「わたしたちは今、静かに怒りを燃やす東北の鬼です」

これは、去る9月19日、東京の明治公園でひらかれ、じっさいには6万人が集まった「さようなら原発5万人集会」での、「ハイロアクション福島」の武藤類子さんのスピーチの一節です。武藤さんが声をふり絞るように、しかし毅然とこう言い放つのを、6万人の大群衆の1人として聞き届けたとき、初秋の晴天のもと、わたしのなかでまなざしの方向が決定的に変わったことを思い知りました。その感動は今なお続いています。それを、ここに記録することにしました。

わたしの親たちは西のほうの出身です。祖先は隼人の薩摩や霊熊の熊野という、征服された土地に生きてきました。東北のまつろわぬ民の裔、武藤さんたちと同じです。武藤さんの言う鬼は隠(オン)、か黒い闇の奥に潜む聖なる力です。クマ(隈)もどん詰まりの漆黒の闇を表し、熊と表象され、その闇はオン、鬼に通じます。熊本、熊野、阿武隈……そこは古来、「明るい中央」が誅殺するしかないとするほどに恐れた者どもの棲息する場なのでした。

東北の鬼が目を覚ました。近代日本の首都の、文明開化の時代を記念する人工の森のほとりで、東北の鬼が怒りを宣告した。これはもうただではすまないだろう。わたしは身震いするような衝撃とともに、まつろわぬと誓った土地から、蝦夷
(えみし)のまなぐ(眼)をかっと見開き、中央を睨み返す者たちの列につく覚悟を固めたのでした。

この秋、ぜったいに口にしてはならないとされたもの、憶えておいででしょう。栗、銀杏、あけび、きのこ、山菜、川魚、猪、鹿。これらは、この列島に人が住み始めたときから幾千年、幾万年ものあいだ、豊かな滋養を恵んでくれてきたものです。それがすべて、食べてはならないほどに汚染されてしまった。こんなこと、この列島の自然はかつて経験したことがありません。それほどの大罪を、わたしたちの時代は犯してしまった。過去未来をつうじて、わたしたちは最も呪われた世代です。

けれど、「明るい中央」と「昏(くら)いふるさと」の関係は一筋縄ではいきません。ふるさとが一方的に抑圧されてきた、などとは軽々に言えないのです。昏いふるさとは明るい中央にあこがれのまなざしを送り続けてきた、そういう側面も否定できません。先日、郡山に行ったとき、安積という地名に思わず、「芭蕉が日の暮れるまで『かつみ、かつみ』と花を探し歩いたところですね」とたずねたら、「ええ、でも見つからなかったのです。見つかって一句作ってくれていれば、名物にもなったのですが」と土地の方は残念がっていました。わたしはとっさに、芭蕉を引き合いに出したことを恥じました。ほんとうのところ、芭蕉が鴨長明という京の住人の書き物に出てくるからと言って、その花を実地検分しようとしたことが、安積をふるさととする人びとにどれだけの意味があるのでしょう。けれど、芭蕉に発見され、中央のまなざしというピンで文化の標本におさめられてナンボというわびしい価値観は、安積の人びとにも抜き難く内面化されているのです。

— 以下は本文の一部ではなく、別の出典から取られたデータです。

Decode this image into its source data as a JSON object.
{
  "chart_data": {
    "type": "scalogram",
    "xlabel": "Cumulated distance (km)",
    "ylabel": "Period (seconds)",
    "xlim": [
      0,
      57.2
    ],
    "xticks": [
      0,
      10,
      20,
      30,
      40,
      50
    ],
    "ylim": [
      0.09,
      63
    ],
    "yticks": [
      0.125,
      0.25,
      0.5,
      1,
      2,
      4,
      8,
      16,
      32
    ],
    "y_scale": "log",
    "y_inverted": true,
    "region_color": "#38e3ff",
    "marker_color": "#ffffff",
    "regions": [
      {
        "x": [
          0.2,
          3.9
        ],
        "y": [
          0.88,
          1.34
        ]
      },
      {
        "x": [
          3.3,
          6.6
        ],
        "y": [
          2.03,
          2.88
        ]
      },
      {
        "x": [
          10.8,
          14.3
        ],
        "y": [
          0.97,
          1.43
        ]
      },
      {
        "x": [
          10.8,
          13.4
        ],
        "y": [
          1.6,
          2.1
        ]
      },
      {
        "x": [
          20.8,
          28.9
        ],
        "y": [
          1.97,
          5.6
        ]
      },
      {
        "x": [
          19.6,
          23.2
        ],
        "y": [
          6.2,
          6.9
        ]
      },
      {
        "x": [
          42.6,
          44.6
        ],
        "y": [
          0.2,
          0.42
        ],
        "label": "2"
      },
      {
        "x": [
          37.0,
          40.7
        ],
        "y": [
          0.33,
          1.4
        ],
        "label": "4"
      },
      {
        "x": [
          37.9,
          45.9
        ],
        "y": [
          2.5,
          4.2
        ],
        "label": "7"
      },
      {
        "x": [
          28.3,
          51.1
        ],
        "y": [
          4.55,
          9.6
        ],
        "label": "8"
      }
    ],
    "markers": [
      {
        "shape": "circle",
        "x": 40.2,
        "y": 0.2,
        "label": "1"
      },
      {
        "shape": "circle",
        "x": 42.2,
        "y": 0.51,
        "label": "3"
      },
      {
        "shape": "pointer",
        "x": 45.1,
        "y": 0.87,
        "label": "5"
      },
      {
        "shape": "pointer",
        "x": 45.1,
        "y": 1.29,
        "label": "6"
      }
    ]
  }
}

それが屈折したかたちで原発をみずから呼び込んだ、と福島出身の若い社会学者、開沼博さんは言います(『フクシマ論』)。中央従属一辺倒ではなく、いやいや押しつけられたばかりではなく、原発という時代の最先端を行く巨大科学で中央を見返してやる、原発誘致にはそんな歪んだ反中央の捨て身の決断もあったのだ、と。

そして、ふるさとは今また敗れました。30日のNHKのETV特集「果てしなき除染〜南相馬からの報告〜」は、いつ果てるともない除染の営みを描き、その原因となった原発事故と、それへの東電や国の対応への怒りを全篇にみなぎらせた、秀抜なドキュメンタリーでした。その中に、山を除染する実験がありました。「山の表土は100年でようやく1センチ生み出される、5センチ剥ぐ、500年分を剥ぐ」といった淡々としたナレーションの底に、怒りは正しく煮えたぎっていました。

「明るい中央」が「昏いふるさと」を見やるまなざしを、ふるさとを行きずりに情緒的につまみ食いする、中央文化に淫した芭蕉的なまなざしを、わたしたちは今、自分のなかから叩き出すべきだと思います。鬼のまなざしでしっかと「中央」を見据え、ひるがえって幼い者たちにいつくしみのまなざしを注ぎ、守る。ある集会で、若いお母さんが問いかけました。「メスのライオンたちだって、敵が近づいたら円陣を組んで子どもたちを守るでしょう?」

列島が地殻深くで身じろぐ今このとき、わたしたちもまた新しい価値の胎動をたしかに感じ、孕んだ腹を誇らしく未来へと突き出すのです。